El mar a treinta grados
De una noticia del ARA Baleares, firmada por Laura López Rigo: 'El mar balear 'bullo' a una temperatura récord de más de 30 grados', dice el titular. A las pocas líneas nos enteramos de que, por San Juan, la boya que mide la temperatura de Mahón marcó 29,33 grados, mientras que la de la Dragonera alcanzó los 30,5 el último día de junio. Miquel Gili, meteorólogo de la Aemet, afirma que magnitudes como estas "nunca se habían registrado en junio". El Mediterráneo es un mar cálido, pero aun así que el agua llegue a los treinta grados es una pésima noticia. Es alarmante que llegue en cualquier momento del verano, pero si lo hace en junio es terrible. Y extremadamente peligroso, tanto para la fauna, vegetación y fondos marinos como para la especie humana.
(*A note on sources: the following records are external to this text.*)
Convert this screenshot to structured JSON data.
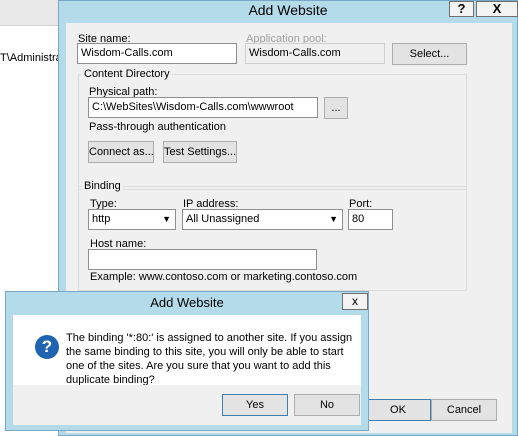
{
  "background_window": {
    "text": "T\\Administrato"
  },
  "dialog": {
    "title": "Add Website",
    "help_label": "?",
    "close_label": "X",
    "site_name_label": "Site name:",
    "site_name_value": "Wisdom-Calls.com",
    "app_pool_label": "Application pool:",
    "app_pool_value": "Wisdom-Calls.com",
    "select_button": "Select...",
    "content_directory": {
      "title": "Content Directory",
      "physical_path_label": "Physical path:",
      "physical_path_value": "C:\\WebSites\\Wisdom-Calls.com\\wwwroot",
      "browse_button": "...",
      "passthrough_label": "Pass-through authentication",
      "connect_as_button": "Connect as...",
      "test_settings_button": "Test Settings..."
    },
    "binding": {
      "title": "Binding",
      "type_label": "Type:",
      "type_value": "http",
      "ip_label": "IP address:",
      "ip_value": "All Unassigned",
      "port_label": "Port:",
      "port_value": "80",
      "host_label": "Host name:",
      "host_value": "",
      "example_text": "Example: www.contoso.com or marketing.contoso.com"
    },
    "ok_button": "OK",
    "cancel_button": "Cancel"
  },
  "message_box": {
    "title": "Add Website",
    "close_label": "x",
    "icon": "question-icon",
    "icon_glyph": "?",
    "text": "The binding '*:80:' is assigned to another site. If you assign the same binding to this site, you will only be able to start one of the sites. Are you sure that you want to add this duplicate binding?",
    "yes_button": "Yes",
    "no_button": "No"
  },
  "colors": {
    "frame": "#b4dbea",
    "dialog_face": "#f0f0f0",
    "icon_blue": "#1e64b0"
  }
}
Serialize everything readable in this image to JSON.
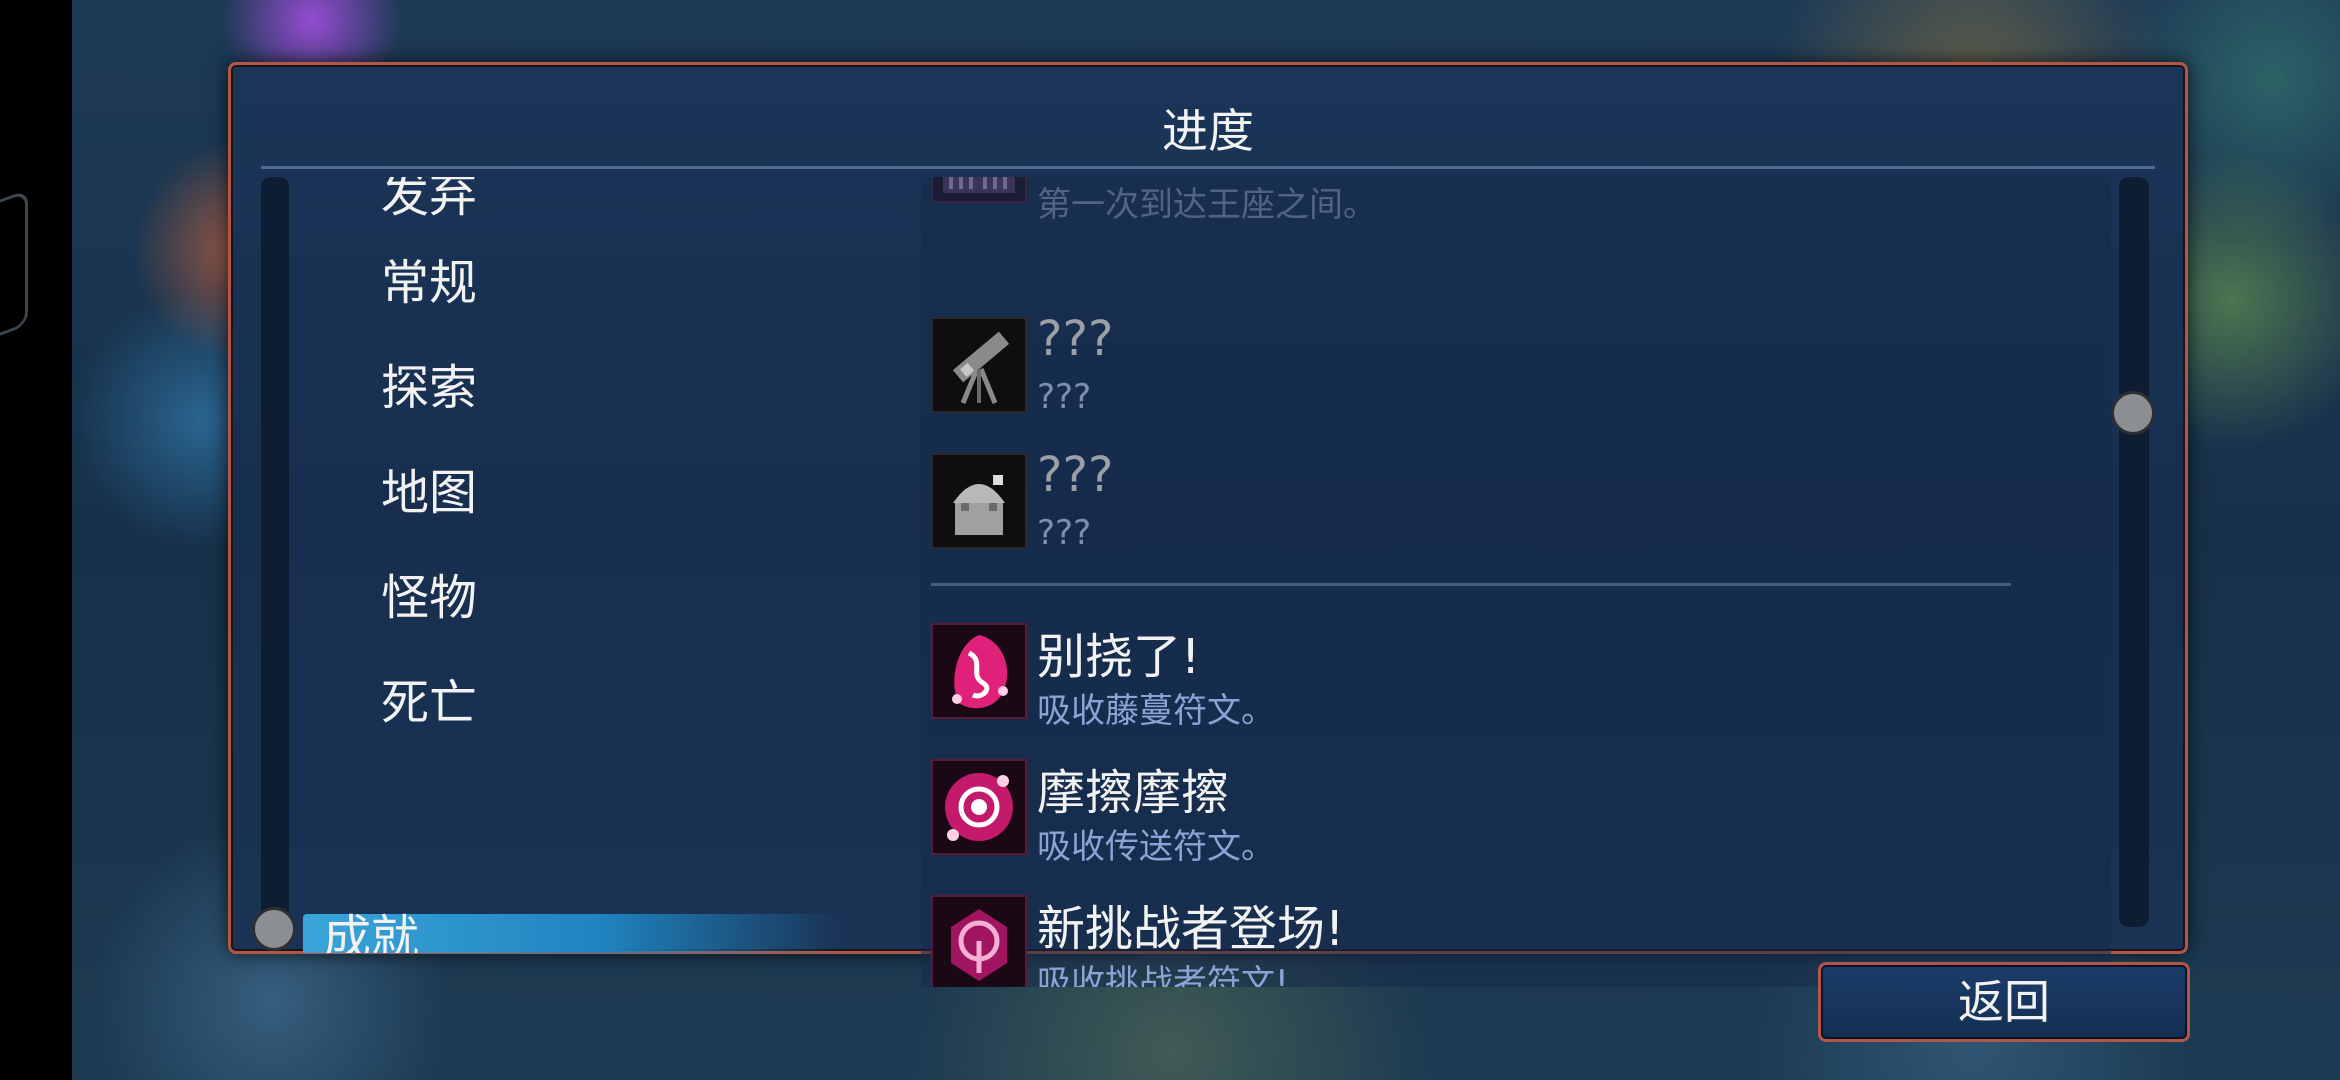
{
  "panel": {
    "title": "进度"
  },
  "categories": [
    {
      "label": "发弃",
      "selected": false
    },
    {
      "label": "常规",
      "selected": false
    },
    {
      "label": "探索",
      "selected": false
    },
    {
      "label": "地图",
      "selected": false
    },
    {
      "label": "怪物",
      "selected": false
    },
    {
      "label": "死亡",
      "selected": false
    },
    {
      "label": "成就",
      "selected": true
    }
  ],
  "achievements": [
    {
      "name": "",
      "description": "第一次到达王座之间。",
      "icon": "throne-icon",
      "locked": false
    },
    {
      "name": "???",
      "description": "???",
      "icon": "telescope-icon",
      "locked": true
    },
    {
      "name": "???",
      "description": "???",
      "icon": "observatory-icon",
      "locked": true
    },
    {
      "name": "别挠了!",
      "description": "吸收藤蔓符文。",
      "icon": "vine-rune-icon",
      "locked": false
    },
    {
      "name": "摩擦摩擦",
      "description": "吸收传送符文。",
      "icon": "teleport-rune-icon",
      "locked": false
    },
    {
      "name": "新挑战者登场!",
      "description": "吸收挑战者符文!",
      "icon": "challenger-rune-icon",
      "locked": false
    }
  ],
  "buttons": {
    "back_label": "返回"
  },
  "colors": {
    "panel_border": "#b0574a",
    "selected_category": "#3aa5d9",
    "rune_pink": "#e0217a",
    "description_text": "#8aa4d6"
  }
}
El riesgo que entraña esta situación no debería ser muy difícil de entender.
Sin embargo, nuestra capacidad de normalizar lo que no es normal, o para obligarnos a nosotros mismos a encontrar puntos intermedios que no existen (entre la evidencia científica y las opiniones de cuñado, por ejemplo) parece no tener fin. Tampoco falta nunca quien intenta relativizar la situación, o directamente negarla, argumentando por ejemplo que siempre ha habido veranos más calurosos que otros, etc. Científicos de todo el mundo hace años que explican (y lo seguirán explicando, con paciencia de santos) el problema del cambio climático, las consecuencias que puede tener a largo, medio y corto plazo y las posibles soluciones que existen para minimizar los daños, y que pasan necesariamente por dos cosas complicadas de conseguir: un cambio de prioridades en las, principalmente de los países ricos. La información y los argumentos, por tanto, se encuentran al alcance de todos, y quien no quiere escuchar ya no escuchará. Las posturas irracionales son irredimibles y, además, el negacionismo del cambio climático suele ir incluido en un paquete ideológico donde también figuran el trato de favor que reciben los inmigrantes, la dictadura feminista, el adoctrinamiento LGTBIQ, la imposición del catalán, la conspiración de la agenda 2030 o la conjología woke, entre otros grandes logros de la ultraderecha. Discutir con quien se encumbra en estas opiniones suele resultar más bien ocioso.
Sí tiene más sentido fiscalizar la labor de nuestros gobernantes, y exigirles rendición de cuentas. Es bastante obvio que unas Islas que tienen el agua del mar a treinta grados en junio no necesitan poner en remojo a veinte millones de turistas durante este mes y los siguientes. Tampoco necesitan ampliar el aeropuerto para hacer venir aún a más millones de visitantes al año. Y todavía necesitan menos desregular la construcción y dejar vía libre a la destrucción de los recursos naturales propios, como lo hacen la amnistía urbanística de construcciones ilegales y la barra libre para la construcción en rústico, incluso en la sierra de Tramuntana. Una destrucción que nos aboca, por cierto, a la decadencia económica, dado que la industria principal de Baleares consiste en la explotación intensiva de su paisaje y condiciones climáticas. Tener el mar a treinta grados equivale a matar a la gallina que pone los huevos dorados y encaminarse con peso firme hacia la autodestrucción. Si los verdaderos señores de estas Islas y sus colaboradores (es decir, ciertos empresarios del sector turístico y ciertos dirigentes políticos) no han decidido jugar la carta nihilista de hacer el último gran negocio, es urgente que las actuales políticas turísticas y urbanísticas sean replanteadas y revertidas, con un consenso social trabajado de verdad, y no sólo con fotos de fotos.